Salt Lake PRIDE
Yesterday, over 300 active members of the Church of Jesus Christ of Later Day Saints marched directly behind the grand marshal during the Gay Pride Parade in Salt Lake City. With all the animosity between these two groups (the battle over proposition 8 in California, constant refusal of the mostly LDS legislature to include LGBT people in any anti-discrimination legislation, etc), it is incredibly heart warming to see this sort of thing taking place.
Reading this story, several moments brought me to tears. The willingness of individuals to set aside any anger, fear or animosity, to show support and love for each other is a huge step in a very good direction.

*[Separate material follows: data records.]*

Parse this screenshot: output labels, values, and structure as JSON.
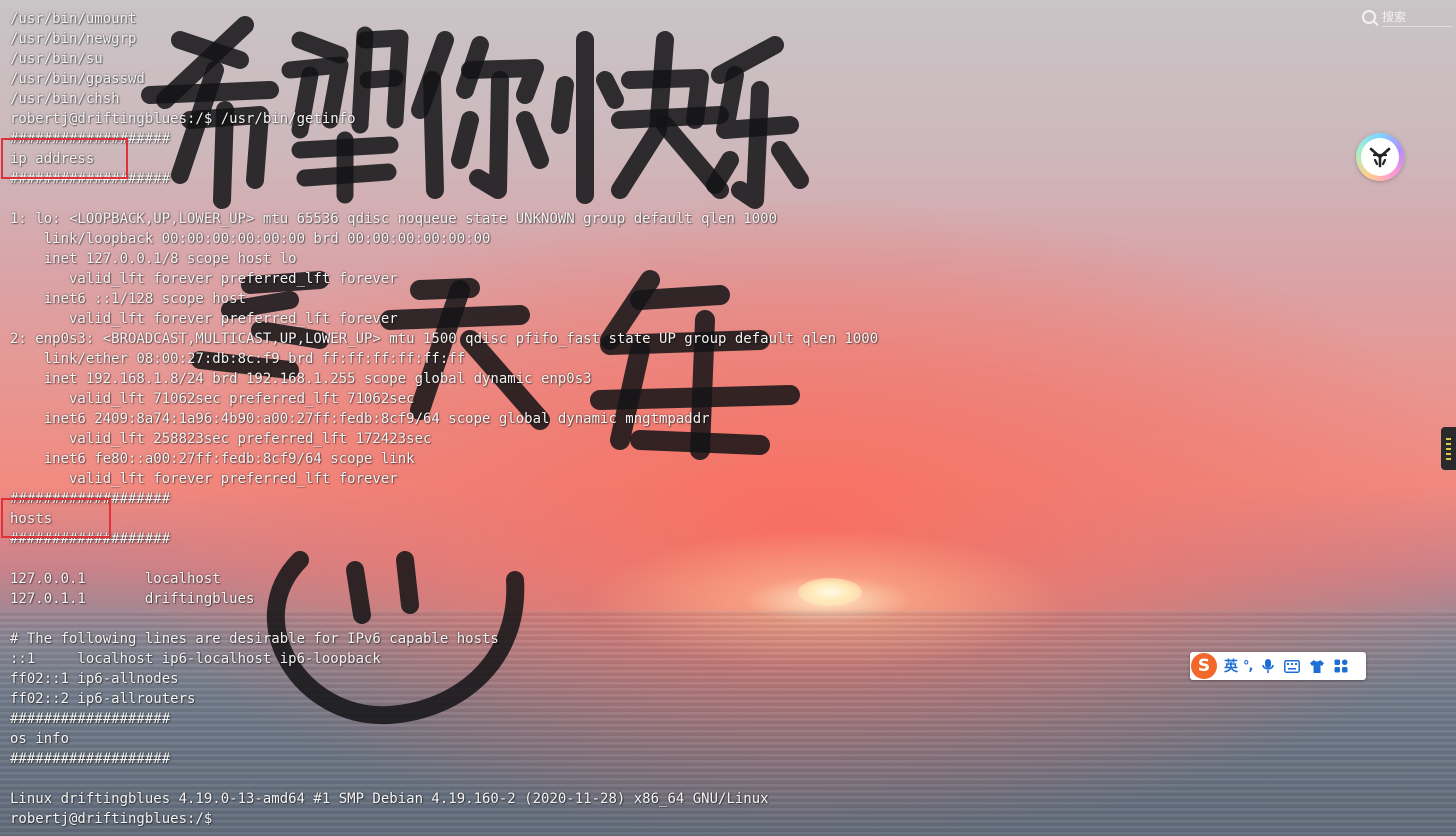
{
  "terminal": {
    "lines": [
      "/usr/bin/umount",
      "/usr/bin/newgrp",
      "/usr/bin/su",
      "/usr/bin/gpasswd",
      "/usr/bin/chsh",
      "robertj@driftingblues:/$ /usr/bin/getinfo",
      "###################",
      "ip address",
      "###################",
      "",
      "1: lo: <LOOPBACK,UP,LOWER_UP> mtu 65536 qdisc noqueue state UNKNOWN group default qlen 1000",
      "    link/loopback 00:00:00:00:00:00 brd 00:00:00:00:00:00",
      "    inet 127.0.0.1/8 scope host lo",
      "       valid_lft forever preferred_lft forever",
      "    inet6 ::1/128 scope host",
      "       valid_lft forever preferred_lft forever",
      "2: enp0s3: <BROADCAST,MULTICAST,UP,LOWER_UP> mtu 1500 qdisc pfifo_fast state UP group default qlen 1000",
      "    link/ether 08:00:27:db:8c:f9 brd ff:ff:ff:ff:ff:ff",
      "    inet 192.168.1.8/24 brd 192.168.1.255 scope global dynamic enp0s3",
      "       valid_lft 71062sec preferred_lft 71062sec",
      "    inet6 2409:8a74:1a96:4b90:a00:27ff:fedb:8cf9/64 scope global dynamic mngtmpaddr",
      "       valid_lft 258823sec preferred_lft 172423sec",
      "    inet6 fe80::a00:27ff:fedb:8cf9/64 scope link",
      "       valid_lft forever preferred_lft forever",
      "###################",
      "hosts",
      "###################",
      "",
      "127.0.0.1       localhost",
      "127.0.1.1       driftingblues",
      "",
      "# The following lines are desirable for IPv6 capable hosts",
      "::1     localhost ip6-localhost ip6-loopback",
      "ff02::1 ip6-allnodes",
      "ff02::2 ip6-allrouters",
      "###################",
      "os info",
      "###################",
      "",
      "Linux driftingblues 4.19.0-13-amd64 #1 SMP Debian 4.19.160-2 (2020-11-28) x86_64 GNU/Linux",
      "robertj@driftingblues:/$"
    ]
  },
  "highlights": [
    "ip address",
    "hosts"
  ],
  "search": {
    "placeholder": "搜索"
  },
  "wallpaper": {
    "calligraphy_text": "希望你快乐 每天"
  },
  "ime_toolbar": {
    "logo": "S",
    "language": "英",
    "punctuation": "°,",
    "icons": [
      "microphone-icon",
      "keyboard-icon",
      "shirt-icon",
      "apps-grid-icon"
    ],
    "accent_color": "#1d6fd6",
    "logo_color": "#f2682b"
  },
  "assistant": {
    "icon": "assistant-icon"
  },
  "colors": {
    "highlight_box": "#e0303a",
    "terminal_text": "#f4f4f4"
  }
}
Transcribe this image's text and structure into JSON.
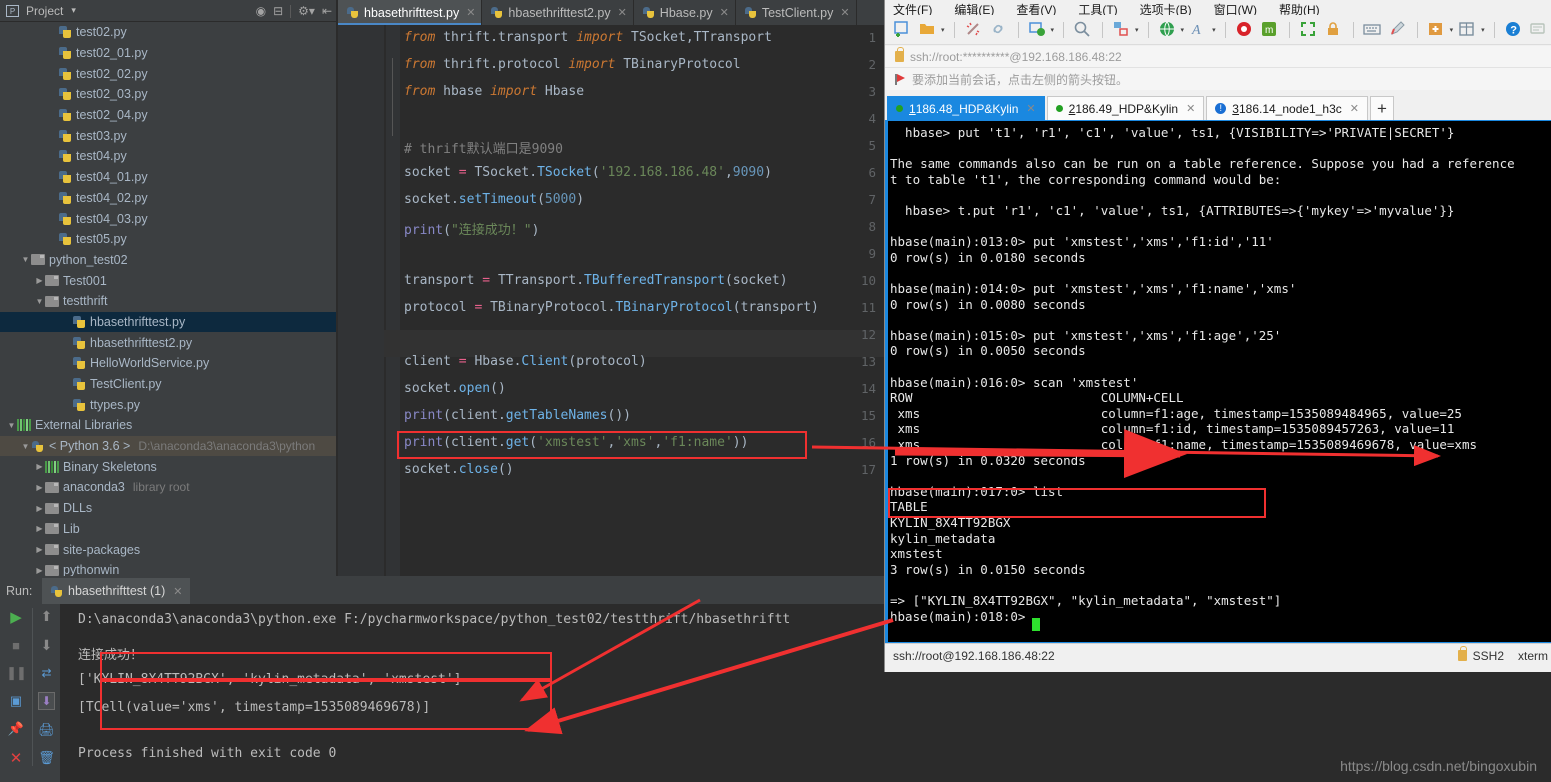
{
  "ide": {
    "project_panel": {
      "title": "Project",
      "caret": "▾",
      "icons": [
        "project-view-icon",
        "target-icon",
        "collapse-all-icon",
        "gear-icon",
        "hide-icon"
      ]
    },
    "tree": [
      {
        "label": "test02.py",
        "type": "py",
        "indent": 3,
        "arrow": ""
      },
      {
        "label": "test02_01.py",
        "type": "py",
        "indent": 3,
        "arrow": ""
      },
      {
        "label": "test02_02.py",
        "type": "py",
        "indent": 3,
        "arrow": ""
      },
      {
        "label": "test02_03.py",
        "type": "py",
        "indent": 3,
        "arrow": ""
      },
      {
        "label": "test02_04.py",
        "type": "py",
        "indent": 3,
        "arrow": ""
      },
      {
        "label": "test03.py",
        "type": "py",
        "indent": 3,
        "arrow": ""
      },
      {
        "label": "test04.py",
        "type": "py",
        "indent": 3,
        "arrow": ""
      },
      {
        "label": "test04_01.py",
        "type": "py",
        "indent": 3,
        "arrow": ""
      },
      {
        "label": "test04_02.py",
        "type": "py",
        "indent": 3,
        "arrow": ""
      },
      {
        "label": "test04_03.py",
        "type": "py",
        "indent": 3,
        "arrow": ""
      },
      {
        "label": "test05.py",
        "type": "py",
        "indent": 3,
        "arrow": ""
      },
      {
        "label": "python_test02",
        "type": "folder",
        "indent": 1,
        "arrow": "▼"
      },
      {
        "label": "Test001",
        "type": "folder",
        "indent": 2,
        "arrow": "▶"
      },
      {
        "label": "testthrift",
        "type": "folder",
        "indent": 2,
        "arrow": "▼"
      },
      {
        "label": "hbasethrifttest.py",
        "type": "py",
        "indent": 4,
        "arrow": "",
        "state": "selected"
      },
      {
        "label": "hbasethrifttest2.py",
        "type": "py",
        "indent": 4,
        "arrow": ""
      },
      {
        "label": "HelloWorldService.py",
        "type": "py",
        "indent": 4,
        "arrow": ""
      },
      {
        "label": "TestClient.py",
        "type": "py",
        "indent": 4,
        "arrow": ""
      },
      {
        "label": "ttypes.py",
        "type": "py",
        "indent": 4,
        "arrow": ""
      },
      {
        "label": "External Libraries",
        "type": "lib",
        "indent": 0,
        "arrow": "▼"
      },
      {
        "label": "< Python 3.6 >",
        "sublabel": "D:\\anaconda3\\anaconda3\\python",
        "type": "pysmall",
        "indent": 1,
        "arrow": "▼",
        "state": "highlight"
      },
      {
        "label": "Binary Skeletons",
        "type": "lib",
        "indent": 2,
        "arrow": "▶"
      },
      {
        "label": "anaconda3",
        "sublabel": "library root",
        "type": "folder",
        "indent": 2,
        "arrow": "▶"
      },
      {
        "label": "DLLs",
        "type": "folder",
        "indent": 2,
        "arrow": "▶"
      },
      {
        "label": "Lib",
        "type": "folder",
        "indent": 2,
        "arrow": "▶"
      },
      {
        "label": "site-packages",
        "type": "folder",
        "indent": 2,
        "arrow": "▶"
      },
      {
        "label": "pythonwin",
        "type": "folder",
        "indent": 2,
        "arrow": "▶"
      }
    ],
    "editor_tabs": [
      {
        "label": "hbasethrifttest.py",
        "active": true
      },
      {
        "label": "hbasethrifttest2.py",
        "active": false
      },
      {
        "label": "Hbase.py",
        "active": false
      },
      {
        "label": "TestClient.py",
        "active": false
      }
    ],
    "code_lines": [
      {
        "n": "1",
        "text": "from thrift.transport import TSocket,TTransport"
      },
      {
        "n": "2",
        "text": "from thrift.protocol import TBinaryProtocol"
      },
      {
        "n": "3",
        "text": "from hbase import Hbase"
      },
      {
        "n": "4",
        "text": ""
      },
      {
        "n": "5",
        "text": "# thrift默认端口是9090"
      },
      {
        "n": "6",
        "text": "socket = TSocket.TSocket('192.168.186.48',9090)"
      },
      {
        "n": "7",
        "text": "socket.setTimeout(5000)"
      },
      {
        "n": "8",
        "text": "print(\"连接成功！\")"
      },
      {
        "n": "9",
        "text": ""
      },
      {
        "n": "10",
        "text": "transport = TTransport.TBufferedTransport(socket)"
      },
      {
        "n": "11",
        "text": "protocol = TBinaryProtocol.TBinaryProtocol(transport)"
      },
      {
        "n": "12",
        "text": ""
      },
      {
        "n": "13",
        "text": "client = Hbase.Client(protocol)"
      },
      {
        "n": "14",
        "text": "socket.open()"
      },
      {
        "n": "15",
        "text": "print(client.getTableNames())"
      },
      {
        "n": "16",
        "text": "print(client.get('xmstest','xms','f1:name'))"
      },
      {
        "n": "17",
        "text": "socket.close()"
      }
    ],
    "run_panel": {
      "run_label": "Run:",
      "tab_label": "hbasethrifttest (1)",
      "console_lines": [
        "D:\\anaconda3\\anaconda3\\python.exe F:/pycharmworkspace/python_test02/testthrift/hbasethriftt",
        "连接成功！",
        "['KYLIN_8X4TT92BGX', 'kylin_metadata', 'xmstest']",
        "[TCell(value='xms', timestamp=1535089469678)]",
        "Process finished with exit code 0"
      ],
      "side_icons_col1": [
        "run-icon",
        "stop-icon",
        "pause-icon",
        "print-layout-icon",
        "pin-icon",
        "close-icon"
      ],
      "side_icons_col2": [
        "scroll-up-icon",
        "scroll-down-icon",
        "soft-wrap-icon",
        "scroll-to-end-icon",
        "print-icon",
        "trash-icon"
      ]
    }
  },
  "xshell": {
    "menu": [
      "文件(F)",
      "编辑(E)",
      "查看(V)",
      "工具(T)",
      "选项卡(B)",
      "窗口(W)",
      "帮助(H)"
    ],
    "toolbar_icons": [
      "new-session-icon",
      "open-folder-icon",
      "disconnect-icon",
      "link-icon",
      "session-properties-icon",
      "find-icon",
      "transfer-icon",
      "globe-icon",
      "font-icon",
      "spiral-icon",
      "script-icon",
      "fullscreen-icon",
      "lock-icon",
      "keyboard-icon",
      "highlight-pen-icon",
      "new-tab-icon",
      "layout-icon",
      "help-icon",
      "comment-icon"
    ],
    "address": "ssh://root:**********@192.168.186.48:22",
    "note": "要添加当前会话，点击左侧的箭头按钮。",
    "tabs": [
      {
        "num": "1",
        "label": "186.48_HDP&Kylin",
        "active": true,
        "status": "green"
      },
      {
        "num": "2",
        "label": "186.49_HDP&Kylin",
        "active": false,
        "status": "green"
      },
      {
        "num": "3",
        "label": "186.14_node1_h3c",
        "active": false,
        "status": "alert"
      }
    ],
    "add_tab": "+",
    "terminal_lines": [
      "  hbase> put 't1', 'r1', 'c1', 'value', ts1, {VISIBILITY=>'PRIVATE|SECRET'}",
      "",
      "The same commands also can be run on a table reference. Suppose you had a reference",
      "t to table 't1', the corresponding command would be:",
      "",
      "  hbase> t.put 'r1', 'c1', 'value', ts1, {ATTRIBUTES=>{'mykey'=>'myvalue'}}",
      "",
      "hbase(main):013:0> put 'xmstest','xms','f1:id','11'",
      "0 row(s) in 0.0180 seconds",
      "",
      "hbase(main):014:0> put 'xmstest','xms','f1:name','xms'",
      "0 row(s) in 0.0080 seconds",
      "",
      "hbase(main):015:0> put 'xmstest','xms','f1:age','25'",
      "0 row(s) in 0.0050 seconds",
      "",
      "hbase(main):016:0> scan 'xmstest'",
      "ROW                         COLUMN+CELL",
      " xms                        column=f1:age, timestamp=1535089484965, value=25",
      " xms                        column=f1:id, timestamp=1535089457263, value=11",
      " xms                        column=f1:name, timestamp=1535089469678, value=xms",
      "1 row(s) in 0.0320 seconds",
      "",
      "hbase(main):017:0> list",
      "TABLE",
      "KYLIN_8X4TT92BGX",
      "kylin_metadata",
      "xmstest",
      "3 row(s) in 0.0150 seconds",
      "",
      "=> [\"KYLIN_8X4TT92BGX\", \"kylin_metadata\", \"xmstest\"]",
      "hbase(main):018:0>"
    ],
    "status": {
      "connection": "ssh://root@192.168.186.48:22",
      "security": "SSH2",
      "term": "xterm"
    }
  },
  "watermark": "https://blog.csdn.net/bingoxubin"
}
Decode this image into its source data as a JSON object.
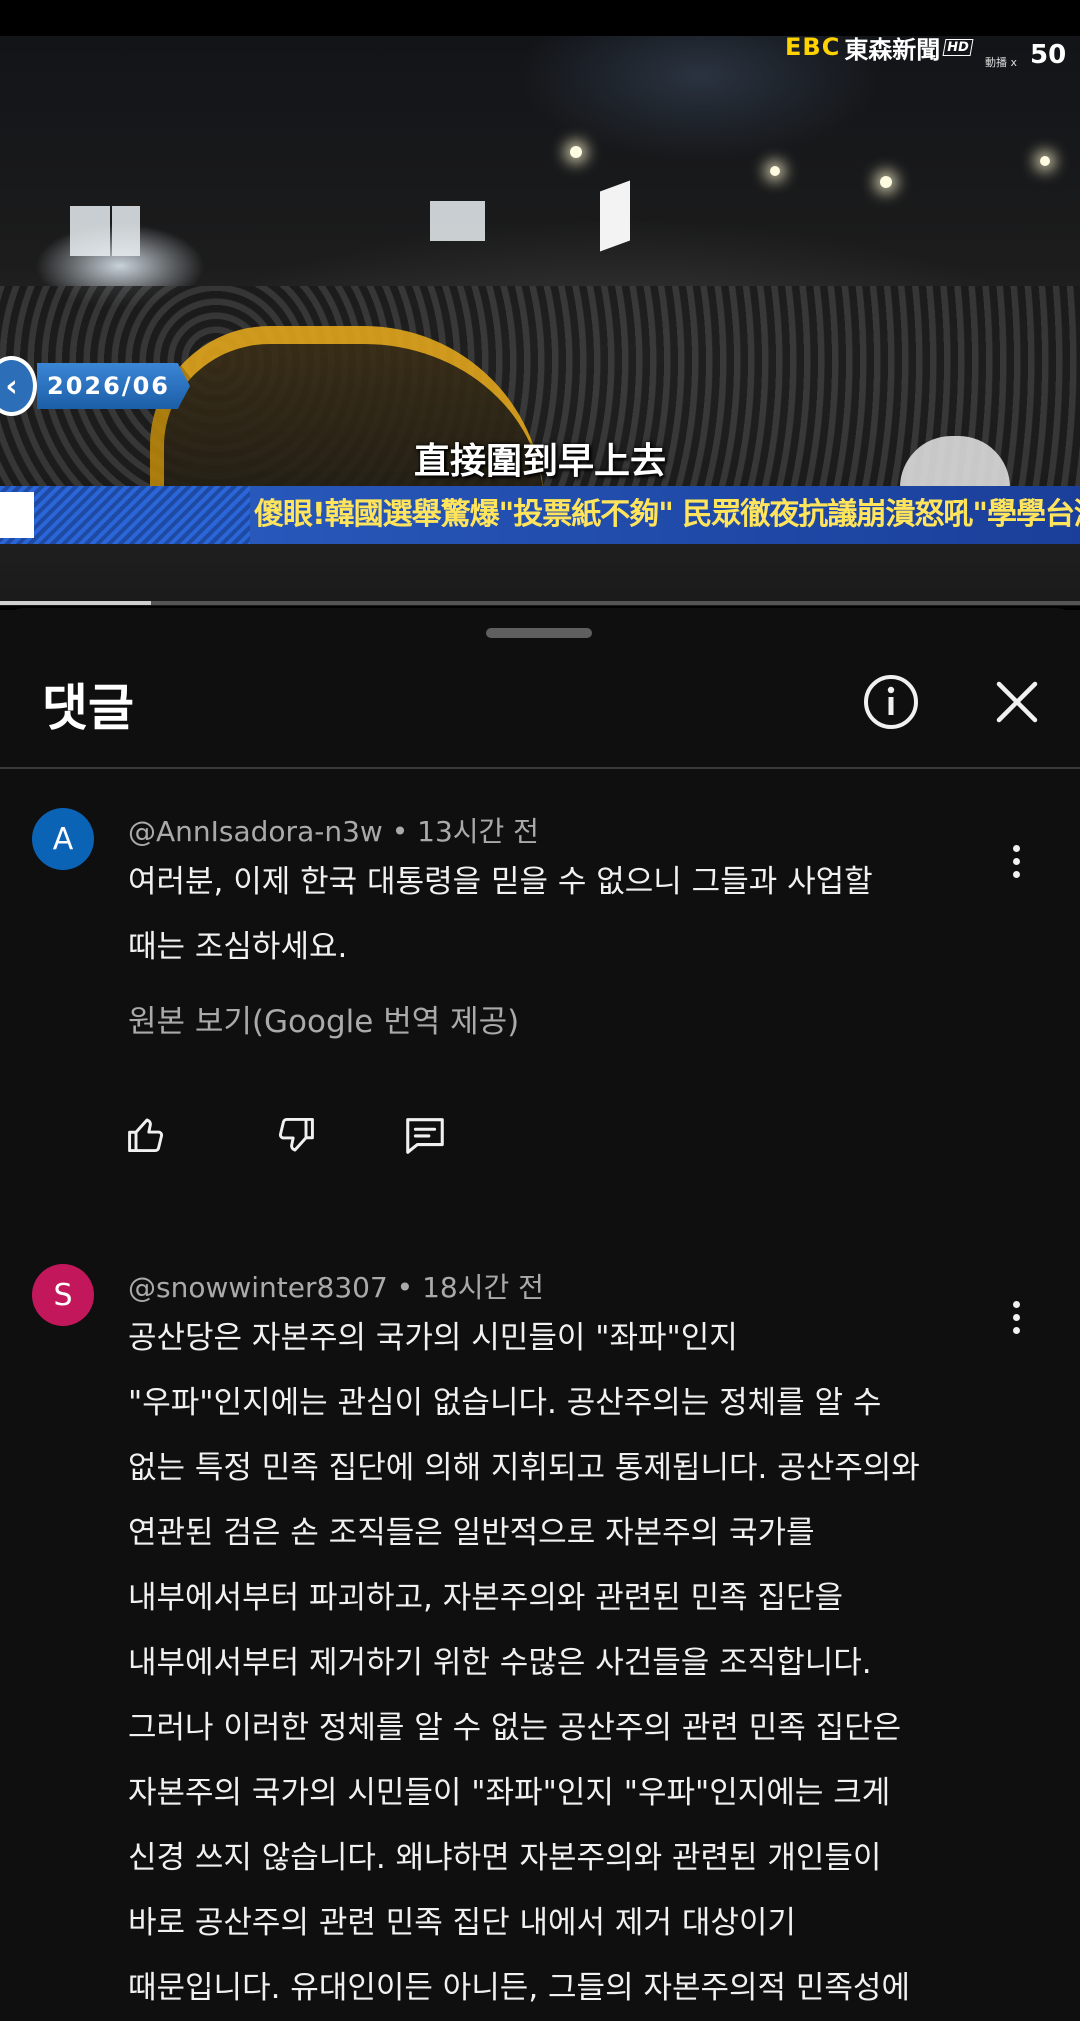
{
  "video": {
    "channel_logo": "EBC",
    "channel_name": "東森新聞",
    "channel_hd": "HD",
    "channel_sub": "動播 x",
    "channel_num": "50",
    "date_badge": "2026/06",
    "subtitle": "直接圍到早上去",
    "headline": "傻眼!韓國選舉驚爆\"投票紙不夠\" 民眾徹夜抗議崩潰怒吼\"學學台灣\"!",
    "progress_fraction": 0.14
  },
  "sheet": {
    "title": "댓글"
  },
  "comments": [
    {
      "avatar_letter": "A",
      "avatar_color": "#0b63b6",
      "author": "@AnnIsadora-n3w",
      "time": "13시간 전",
      "text": "여러분, 이제 한국 대통령을 믿을 수 없으니 그들과 사업할\n때는 조심하세요.",
      "translate_label": "원본 보기(Google 번역 제공)"
    },
    {
      "avatar_letter": "S",
      "avatar_color": "#c2185b",
      "author": "@snowwinter8307",
      "time": "18시간 전",
      "text": "공산당은 자본주의 국가의 시민들이 \"좌파\"인지\n\"우파\"인지에는 관심이 없습니다. 공산주의는 정체를 알 수\n없는 특정 민족 집단에 의해 지휘되고 통제됩니다. 공산주의와\n연관된 검은 손 조직들은 일반적으로 자본주의 국가를\n내부에서부터 파괴하고, 자본주의와 관련된 민족 집단을\n내부에서부터 제거하기 위한 수많은 사건들을 조직합니다.\n그러나 이러한 정체를 알 수 없는 공산주의 관련 민족 집단은\n자본주의 국가의 시민들이 \"좌파\"인지 \"우파\"인지에는 크게\n신경 쓰지 않습니다. 왜냐하면 자본주의와 관련된 개인들이\n바로 공산주의 관련 민족 집단 내에서 제거 대상이기\n때문입니다. 유대인이든 아니든, 그들의 자본주의적 민족성에"
    }
  ],
  "icons": {
    "info": "info-icon",
    "close": "close-icon",
    "more": "more-vert-icon",
    "like": "thumb-up-icon",
    "dislike": "thumb-down-icon",
    "reply": "reply-icon"
  }
}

It was very easy for me as a younger person to vilify and despise people for their differences and because of that, I think I can understand some of the fear many LDS people have when it comes to issues of sexuality and gender identification. It is much harder to be full of bile, full of hate and anger when you love and care for someone who is LGBT. Once it was MY friends, MY family, MY co-workers who were gay, I saw how foolish my feelings were, how they were grounded in misunderstanding and fear and while my words and anger surely hurt others, they were very detrimental to me. I am still very embarrassed of the way I used to feel and act, even though I know all of that came from a place of ignorance. That doesn’t justify anything or make it easier to deal with.
When I see people who are willing to take chances, reach across fences and truly love the members of their community, I feel very hopeful for the future. I am inspired not only by the group of LDS members willing to put themselves up for scrutiny and criticism by living what they believe (love and acceptance being at the heart of it), but by those in the LGBT community of Utah who welcomed and embraced the effort. That is the essence of forgiveness, that is the beauty of hope.
Some will be critical, saying this is an empty gesture, that this is not a message of acceptance. That this is just posturing. I choose to see it in a more positive light. They came out-on a Sunday morning! Baby steps, people. Change will come.